Fig. 4. Identification of miR2118-dependent phasiRNAs in the anther wall.

a Size distribution of small RNAs from the WT (black line) and mi-1 (orange line) and mi-2 (yellow line) lines that were isolated from 0.5 mm anthers. b Pie charts summarizing the source of anther small RNAs from WT, mi-1, and mi-2. Anther small RNAs were mainly 21 nucleotides (nt) and derived from the lincRNAs/PHAS loci. c Venn diagram of overlapping anther 21-nt phasiRNA clusters and MEL1 21-nt phasiRNA clusters (germ-cell clusters). d, e Small RNA-seq reads of WT, mi-1, and mi-2 with two replicates that were mapped to the 21PHAS loci. Schematic alignment of 21-nt phasiRNAs is illustrated at the bottom by thick horizontal arrows with red (sense) and blue (antisense). Right panels depict the qPCR analysis of PHAS324 and PHAS1586  , lincRNAs, in 0.5 mm anthers at Stage 2. Bar represents mean ± SD (N = 3 or 4). Student’s t test. f Venn diagram of overlapping phasiRNA clusters that were identified in the anthers of WT and mi-1 and mi-2 lines. g Venn diagram shows overlapping miR2118-dependent clusters (648; f) and anther wall-specific phasiRNA clusters (532; c). The 320 overlapping clusters were considered miR2118-dependent phasiRNA clusters in the anther wall.

Fig. 5. U-rich phasiRNAs are enriched in the miR2118-dependent anther wall clusters.

a, c, e Relative nucleotide bias at each position of the 21-nt phasiRNAs. b, d, f Relative frequency of each nucleotide in the 21-nt phasiRNAs. The 5′ terminals of phasiRNAs that interact with MEL1 are mainly “C” (a, b), while miR2118-dependent phasiRNAs from the 320 anther wall phasiRNA clusters are “U” rich, especially at the 5′ and 3′ ends (c, d).

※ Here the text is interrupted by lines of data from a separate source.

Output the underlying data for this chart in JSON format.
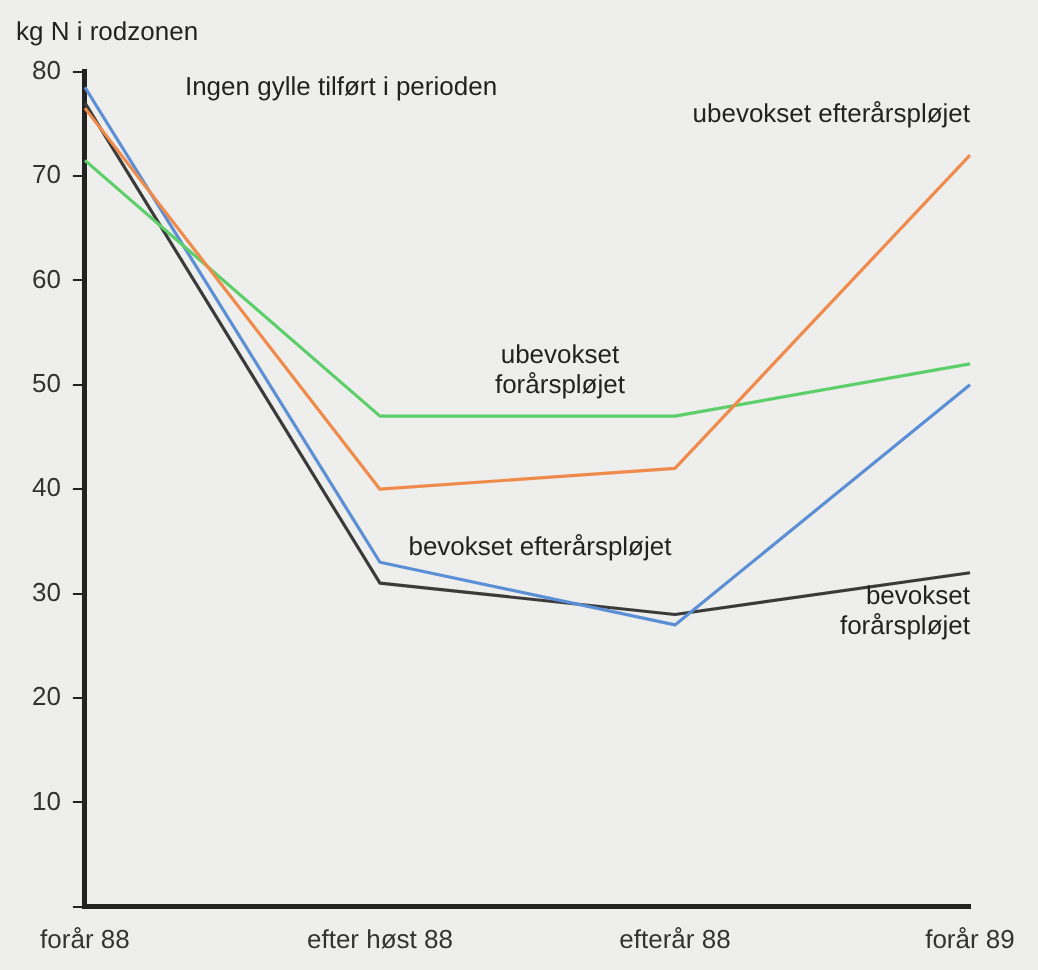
{
  "chart_data": {
    "type": "line",
    "ylabel": "kg N i rodzonen",
    "annotations": [
      "Ingen gylle tilført i perioden"
    ],
    "categories": [
      "forår 88",
      "efter høst 88",
      "efterår 88",
      "forår 89"
    ],
    "series": [
      {
        "name": "ubevokset efterårspløjet",
        "color": "#f08a4b",
        "values": [
          76.5,
          40,
          42,
          72
        ]
      },
      {
        "name": "ubevokset forårspløjet",
        "color": "#5ccf6a",
        "values": [
          71.5,
          47,
          47,
          52
        ]
      },
      {
        "name": "bevokset efterårspløjet",
        "color": "#5a8fd6",
        "values": [
          78.5,
          33,
          27,
          50
        ]
      },
      {
        "name": "bevokset forårspløjet",
        "color": "#3a3a3a",
        "values": [
          77,
          31,
          28,
          32
        ]
      }
    ],
    "ylim": [
      0,
      80
    ],
    "yticks": [
      {
        "value": 0,
        "label": null
      },
      10,
      20,
      30,
      40,
      50,
      60,
      70,
      80
    ],
    "grid": false,
    "legend": false,
    "marker": "none",
    "line_style": "solid"
  }
}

In the whole anther phasiRNAs, the 5′-terminal sequence composition of “C” and “U” are comparable (e, f).

Fig. 6. OsAGO1b/OsAGO1d is highly expressed in the anther wall.

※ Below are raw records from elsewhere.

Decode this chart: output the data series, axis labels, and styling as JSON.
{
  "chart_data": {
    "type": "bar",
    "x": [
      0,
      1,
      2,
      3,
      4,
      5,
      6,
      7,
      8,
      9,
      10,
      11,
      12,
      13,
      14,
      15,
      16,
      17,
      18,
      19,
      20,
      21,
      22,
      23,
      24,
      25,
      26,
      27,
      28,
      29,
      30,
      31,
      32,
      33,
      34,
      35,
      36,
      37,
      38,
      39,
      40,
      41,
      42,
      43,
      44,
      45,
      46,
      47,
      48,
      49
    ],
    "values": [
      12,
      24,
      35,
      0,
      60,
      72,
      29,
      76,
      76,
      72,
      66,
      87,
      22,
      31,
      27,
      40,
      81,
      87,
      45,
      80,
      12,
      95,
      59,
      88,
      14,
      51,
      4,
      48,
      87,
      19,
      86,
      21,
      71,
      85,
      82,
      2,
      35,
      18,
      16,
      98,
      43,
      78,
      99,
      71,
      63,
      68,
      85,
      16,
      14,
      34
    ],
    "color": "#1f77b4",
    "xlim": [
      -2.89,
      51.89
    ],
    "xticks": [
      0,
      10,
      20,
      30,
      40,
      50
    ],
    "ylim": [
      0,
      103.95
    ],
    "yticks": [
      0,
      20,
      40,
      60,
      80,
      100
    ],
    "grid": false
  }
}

a, b Volcano plots of proteome analysis in 0.5 mm anthers (Stage 2) of WT, mi-1, and mi-2 (WT, three biological replicates; mi-1 and mi-2, two biological replicates). c Western blot analysis of MEL1 in the anther. Total proteins that were extracted from 0.5 mm anthers (lane 1, Stage 2) and 0.6 mm anthers (lane 2, Stage 3). MEL1 protein is reduced in mi-1 and mi-2 at Stages 2 and 3. d–j In situ hybridization of MEL1, OsAGO1b, and OsAGO1d in the anther. OsAGO1d expression is abundant in the anther wall, especially at the tapetum (Ta), middle layer (Mi), and endothecium (En) regions. OsAGO1b localization was more enriched in Mi and epidermis (Ep) than Ta. MEL1 is specifically expressed in pollen mother cells (PMC). d, g, j are at Stage 1, and e, h are at Stage 2. NC: Negative controls with the sense strand of OsAGO1d (f) and OsAGO1b (i) at Stage 2 . Bars = 20 μm. k Model of cell-linage-specific phasiRNA production during anther development. During early meiosis, miR2118 expression is increased in the epidermis, and promotes the production of 21-nt phasiRNAs in the anther wall. U-phasiRNAs, whose production is dependent on miR2118, may be sorted into OsAGO1. OsAGO1b/d-miR2118 and/or OsAGO1b/d-U-phasiRNAs may function in anther wall development during early meiotic stages. In contrast, in PMC, C-phasiRNAs that interact with MEL1 regulate meiosis progression. After meiosis, miR2118 may further act to regulate the maturation of Ta and Mi.